A new study in 2020, undertaken by the Stanford Open Policing Project, found that Black drivers were about 20 percent more likely to be stopped than white drivers, and once stopped were searched about 1.5 to 2 times as often, though they were less likely to be carrying drugs, guns or other illegal contraband when compared with their white peers.
Living ‘Truly Human Lives’
Like the enactment of Jim Crow after slavery, incarceration was used as a new system of racialized social control in response to the civil rights gains of the 1960s. Today, millions of Black Americans are either in prison or under supervision such as parole or probation. For those in prisons, they are physically pushed to the outskirts of society and held out of the public’s gaze. They face physical and sexual violence by both prison guards and other incarcerated people, are separated from their families and forced to work for on average between $0.86 to $3.45 per day.

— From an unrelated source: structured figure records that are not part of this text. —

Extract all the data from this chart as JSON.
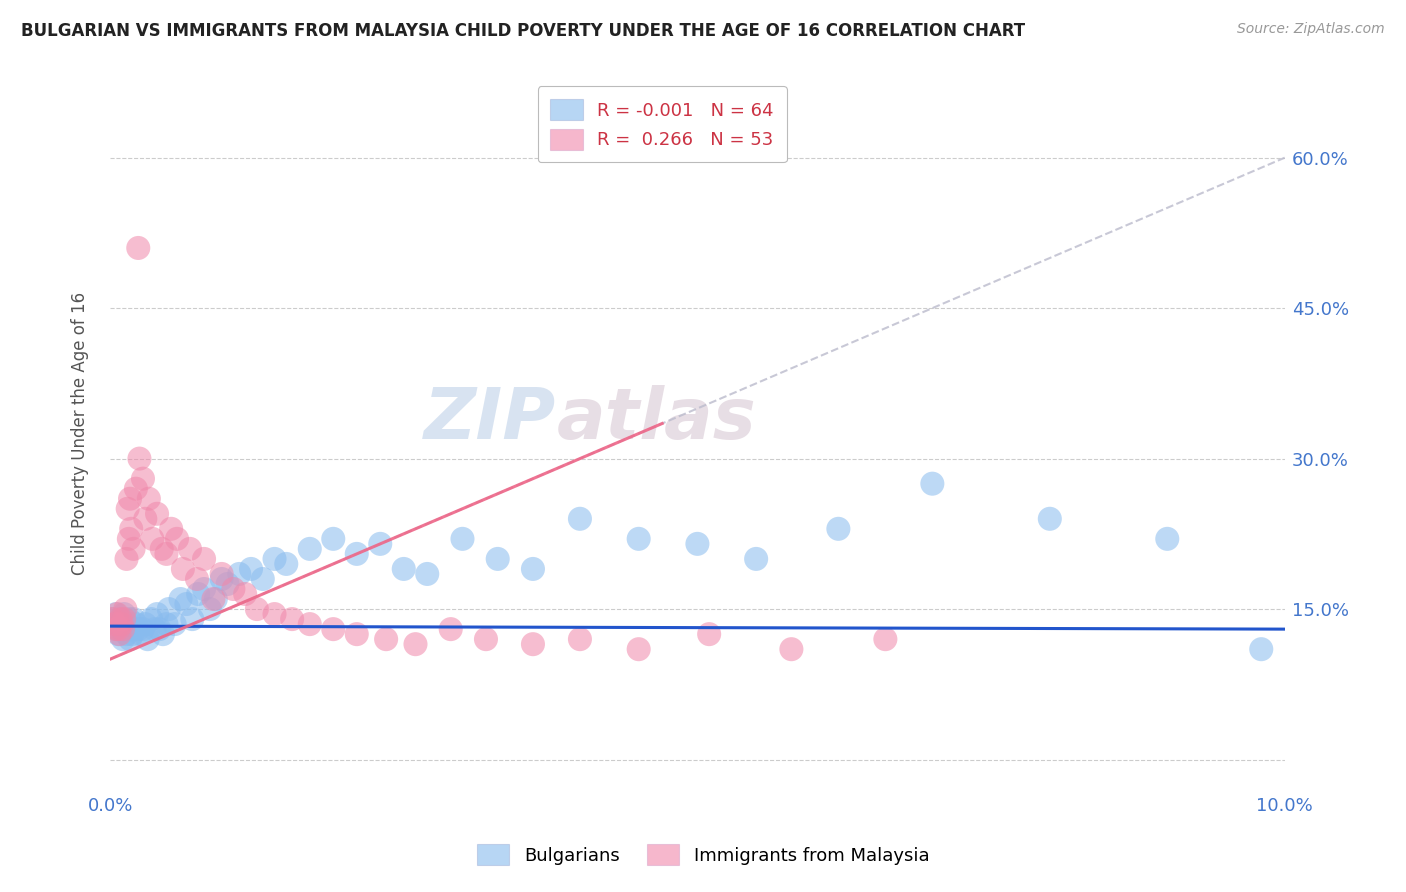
{
  "title": "BULGARIAN VS IMMIGRANTS FROM MALAYSIA CHILD POVERTY UNDER THE AGE OF 16 CORRELATION CHART",
  "source": "Source: ZipAtlas.com",
  "ylabel": "Child Poverty Under the Age of 16",
  "xlim": [
    0.0,
    10.0
  ],
  "ylim": [
    -3.0,
    68.0
  ],
  "yticks": [
    0.0,
    15.0,
    30.0,
    45.0,
    60.0
  ],
  "watermark": "ZIPatlas",
  "bg_color": "#ffffff",
  "grid_color": "#cccccc",
  "title_color": "#222222",
  "axis_label_color": "#4477cc",
  "blue_color": "#88bbee",
  "pink_color": "#f088aa",
  "blue_line_color": "#2255cc",
  "pink_line_color": "#ee6688",
  "gray_dash_color": "#bbbbcc",
  "bulgarians_x": [
    0.02,
    0.04,
    0.05,
    0.06,
    0.07,
    0.08,
    0.09,
    0.1,
    0.11,
    0.12,
    0.13,
    0.14,
    0.15,
    0.16,
    0.17,
    0.18,
    0.19,
    0.2,
    0.22,
    0.24,
    0.26,
    0.28,
    0.3,
    0.32,
    0.35,
    0.38,
    0.4,
    0.42,
    0.45,
    0.48,
    0.5,
    0.55,
    0.6,
    0.65,
    0.7,
    0.75,
    0.8,
    0.85,
    0.9,
    0.95,
    1.0,
    1.1,
    1.2,
    1.3,
    1.4,
    1.5,
    1.7,
    1.9,
    2.1,
    2.3,
    2.5,
    2.7,
    3.0,
    3.3,
    3.6,
    4.0,
    4.5,
    5.0,
    5.5,
    6.2,
    7.0,
    8.0,
    9.0,
    9.8
  ],
  "bulgarians_y": [
    14.0,
    13.5,
    14.5,
    13.0,
    12.5,
    13.5,
    14.0,
    13.0,
    12.0,
    14.5,
    13.5,
    12.5,
    13.0,
    14.0,
    12.0,
    13.0,
    12.5,
    14.0,
    13.5,
    13.0,
    12.5,
    13.0,
    13.5,
    12.0,
    14.0,
    13.0,
    14.5,
    13.0,
    12.5,
    13.5,
    15.0,
    13.5,
    16.0,
    15.5,
    14.0,
    16.5,
    17.0,
    15.0,
    16.0,
    18.0,
    17.5,
    18.5,
    19.0,
    18.0,
    20.0,
    19.5,
    21.0,
    22.0,
    20.5,
    21.5,
    19.0,
    18.5,
    22.0,
    20.0,
    19.0,
    24.0,
    22.0,
    21.5,
    20.0,
    23.0,
    27.5,
    24.0,
    22.0,
    11.0
  ],
  "malaysia_x": [
    0.02,
    0.04,
    0.05,
    0.06,
    0.07,
    0.08,
    0.09,
    0.1,
    0.11,
    0.12,
    0.13,
    0.14,
    0.15,
    0.16,
    0.17,
    0.18,
    0.2,
    0.22,
    0.25,
    0.28,
    0.3,
    0.33,
    0.36,
    0.4,
    0.44,
    0.48,
    0.52,
    0.57,
    0.62,
    0.68,
    0.74,
    0.8,
    0.88,
    0.95,
    1.05,
    1.15,
    1.25,
    1.4,
    1.55,
    1.7,
    1.9,
    2.1,
    2.35,
    2.6,
    2.9,
    3.2,
    3.6,
    4.0,
    4.5,
    5.1,
    5.8,
    6.6,
    0.24
  ],
  "malaysia_y": [
    14.0,
    13.5,
    13.0,
    14.5,
    13.0,
    12.5,
    14.0,
    13.5,
    13.0,
    14.0,
    15.0,
    20.0,
    25.0,
    22.0,
    26.0,
    23.0,
    21.0,
    27.0,
    30.0,
    28.0,
    24.0,
    26.0,
    22.0,
    24.5,
    21.0,
    20.5,
    23.0,
    22.0,
    19.0,
    21.0,
    18.0,
    20.0,
    16.0,
    18.5,
    17.0,
    16.5,
    15.0,
    14.5,
    14.0,
    13.5,
    13.0,
    12.5,
    12.0,
    11.5,
    13.0,
    12.0,
    11.5,
    12.0,
    11.0,
    12.5,
    11.0,
    12.0,
    51.0
  ]
}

Alexander sums it up by saying, “Hundreds of years ago, our nation put those considered less than human in shackles, less than one hundred years ago, we relegated them to the other side of town; today we put them in cages. Once released, they find that a heavy and cruel hand has been laid upon them.” Like what Black people experienced during the Jim Crow era, the formerly incarcerated today are discriminated against in employment, education and housing and are often denied the right to vote.
Several popes have continued to preach that active justice is central to the Catholic faith.

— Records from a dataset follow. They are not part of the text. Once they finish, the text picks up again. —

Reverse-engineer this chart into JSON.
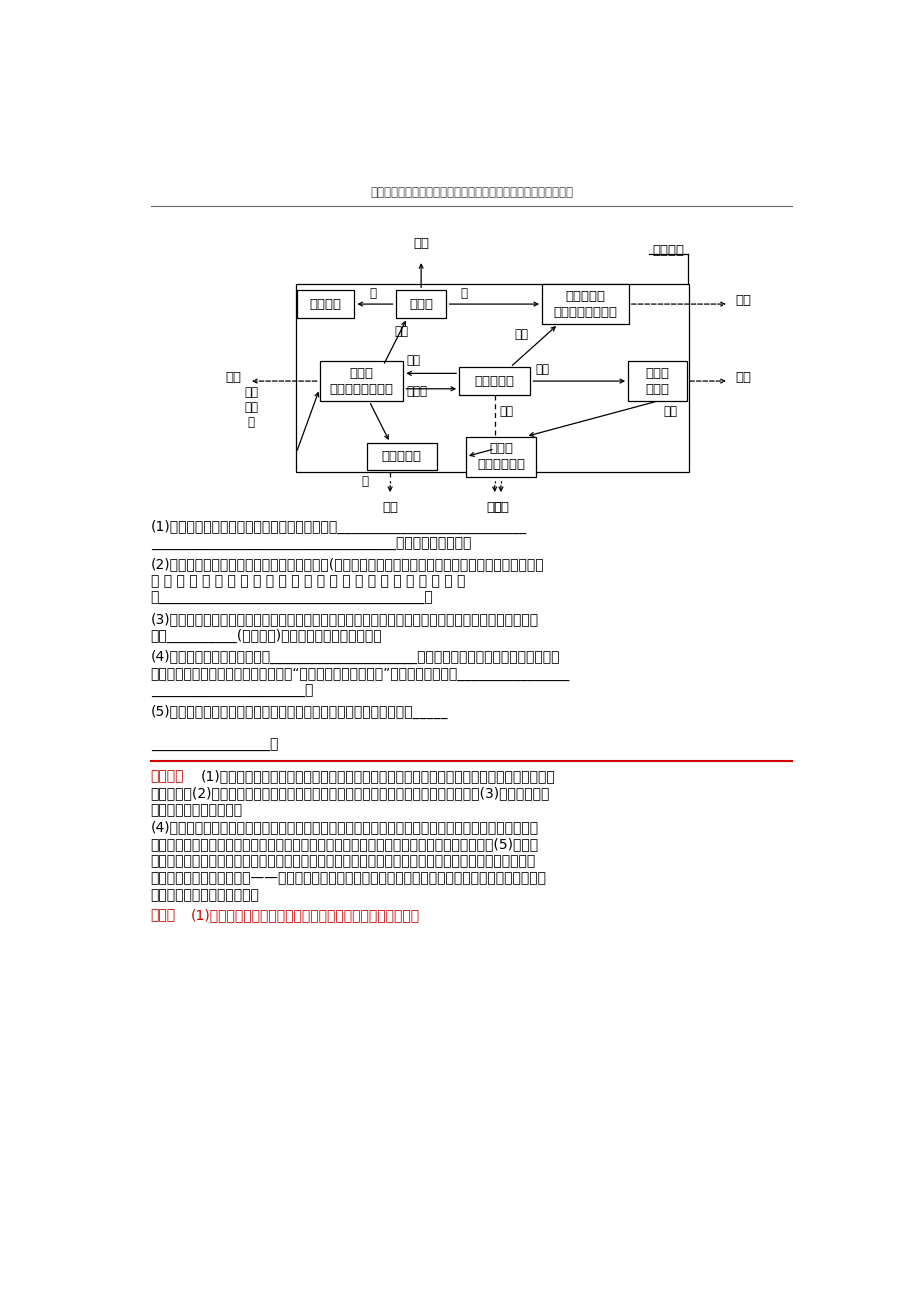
{
  "header": "最新学习考试资料试卷件及海量高中、初中教学课尽在金锐头文库",
  "bg_color": "#ffffff",
  "red_color": "#cc0000",
  "box_nainiu": "奶牛场",
  "box_feidan": "蛆蛆兿殖",
  "box_shiyong": "食用菌种植\n（蠕菇、猴头菇）",
  "box_zhongzhi": "种植业\n（稻、麦、蔬菜）",
  "box_zhaoqi": "沼气发酵池",
  "box_chuiy": "垂锤园\n（鱼）",
  "box_jiya": "鸡鸭兿殖场",
  "box_caimo": "采摘园\n（草莓、梨）",
  "lbl_niunai": "牛奶",
  "lbl_danbailianliao": "蛋白饰料",
  "lbl_fen1": "糪",
  "lbl_fen2": "糪",
  "lbl_jiegang": "秸秆",
  "lbl_zhaoya": "沼液",
  "lbl_feiqi": "废弃物",
  "lbl_zhaozha1": "沼渣",
  "lbl_zhaozha2": "沼渣",
  "lbl_zhaoya2": "沼液",
  "lbl_chini": "池泥",
  "lbl_fen3": "糪",
  "lbl_output_left": "输出",
  "lbl_output_r1": "输出",
  "lbl_output_r2": "输出",
  "lbl_bottom1": "输出",
  "lbl_bottom2": "沼气",
  "lbl_bottom3": "输出",
  "lbl_danbailianliao2": "蛋白\n饰料\n料",
  "q1a": "(1)该生态农业园建设主要依据的生态工程原理有___________________________",
  "q1b": "___________________________________（至少写出２个）。",
  "q2a": "(2)池塘兿鱼时，通常采用多鱼种混合放兿模式(上层为食浮游生物的鲢鱼，中层为食草的草鱼，下层为杂",
  "q2b": "食 性 的 鲧 鱼 等 ） 。 从 群 落 结 构 分 析 ， 这 种 兿 殖 模 式 的 优 点",
  "q2c": "是______________________________________。",
  "q3a": "(3)防治果树虫害时，常利用性引证剂来诱捕害虫或干扰交配，从而降低害虫种群密度。这属于生态系统",
  "q3b": "中的__________(信息类型)传递在农业生产中的应用。",
  "q4a": "(4)流入该生态农业的总能量有_____________________和人工输入的能量，人工输入的能量有",
  "q4b": "（至少２项）等。该生态农业园增加了“蛆蛆兿殖、食用菌种植”等项目，其意义是________________",
  "q4c": "______________________。",
  "q5a": "(5)根据图示，用箭头表示生态系统三类生物成分之间的能量流动关系_____",
  "q5b": "_________________。",
  "ana_title": "【解析】",
  "ana1": "(1)观察图解，可以看出该生态工程能体现出的原理有物质循环再生、物种多样性以及协调与平",
  "ana2": "衡原理等。(2)群落在垂直结构上的分层现象可以充分利用生态系统的空间和食物资源。(3)性引证剂是化",
  "ana3": "学物质，属于化学信息。",
  "ana4": "(4)生态工程是人类设计的，人的作用尤其突出。除生产者固定的太阳能之外，人工输入的能量包括很多",
  "ana5": "方面：生产者、消费者等生物成分体内含有机物，蕴藏着能量；电力、石油等能源的输入等。(5)生态系",
  "ana6": "统的三种生物成分是生产者、消费者和分解者。比起一般的生态系统，图中所展示的多了一条能量流动的",
  "ana7": "去向，即分解者流向消费者——人。但这并不是说能量可以循环利用，因为消费者和分解者之间的两个箭",
  "ana8": "头所包含的能量是不一样的。",
  "ans_title": "答案：",
  "ans_text": "(1)物质循环再生原理、物种多样性原理、协调与平衡原理等"
}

Several popes have continued to preach that active justice is central to the Catholic faith. The words in Saint Paul VI’s 1967 encyclical “Populorum Progressio” regarding the treatment of people in developing nations can be applied to African Americans in the United States today. Paul VI taught we need to build a “human community where men can live truly human lives, free from discrimination on account of race, religion or nationality, free from servitude to other men.” He reminds Catholics in that encyclical that it is an unacceptable “less than human condition” to have “oppressive political structures resulting from the abuse of ownership or the improper exercise of power.”
In 2009, Pope Benedict’s “Caritas In Veritate” was closely connected to the magisterium of Paul VI. In it, Benedict discussed how every society creates its own system of justice. But the charity of Christians requires the faithful to give others what pertains to them in justice first, before we can, out of love, give them more. “Not only is justice not extraneous to charity, not only is it not an alternative or parallel path to charity: justice is inseparable from charity, and intrinsic to it. Justice is the primary way of charity.” Likewise, Pope Francis firmly stated, “We cannot tolerate or turn a blind eye to racism and exclusion in any form and yet claim to defend the sacredness of every human life.”

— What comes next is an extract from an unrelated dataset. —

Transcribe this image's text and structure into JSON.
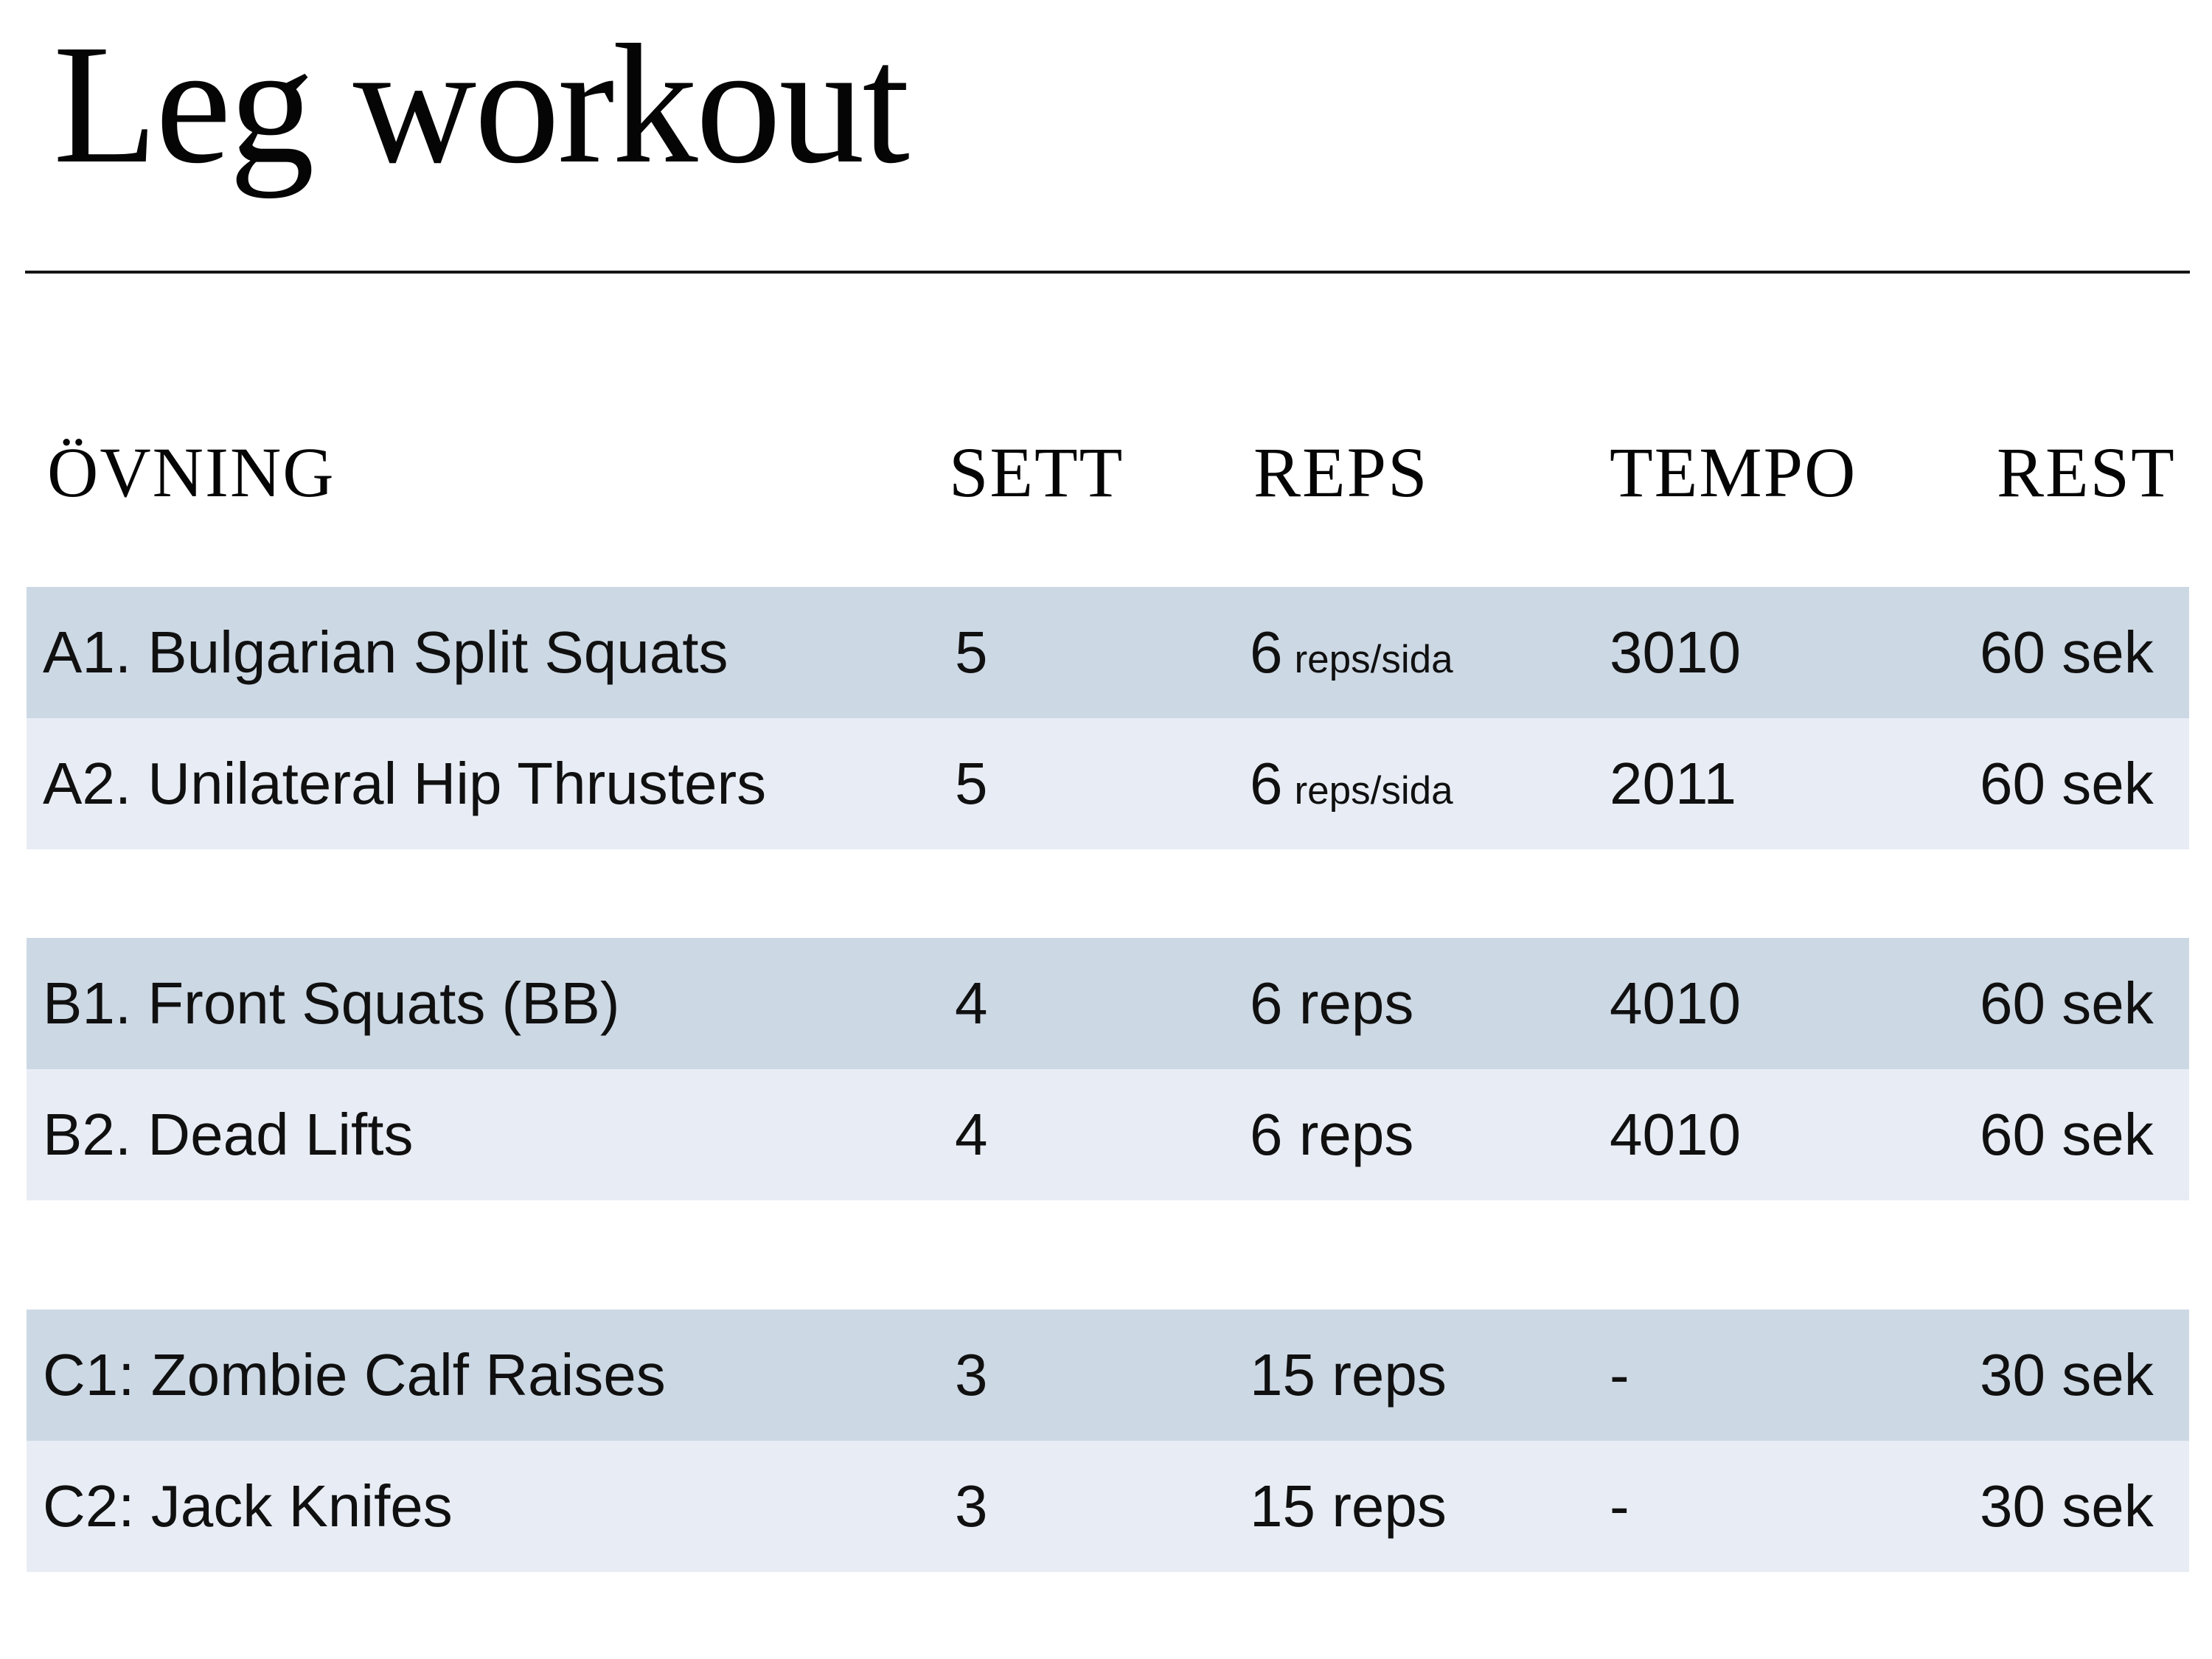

Catholics must become involved in envisioning this new way forward. We must work in concrete ways on behalf of racial justice. A first step must include demilitarizing the police, directing those funds instead toward education, addiction and mental health treatment programs and community violence prevention. Nothing short of the dismantling of mass incarceration and complete transformation of the criminal justice system is needed. The formerly incarcerated must be given an opportunity to fully re-enter society.
Though the obstacles to racial justice are formidable, in Racism and the Catholic Church, the Rev. Bryan Massingale writes that hope is required for change to occur: “Hope is the expectation of a new future that is neither a simple rearranging of the old furniture nor a continuation of former ways in different configurations.” For true progress to happen, Catholics cannot repeat history and sit on the sidelines of today’s racial justice movement. They must follow Christ’s footsteps and preach deliverance to the captives and set free those who are oppressed.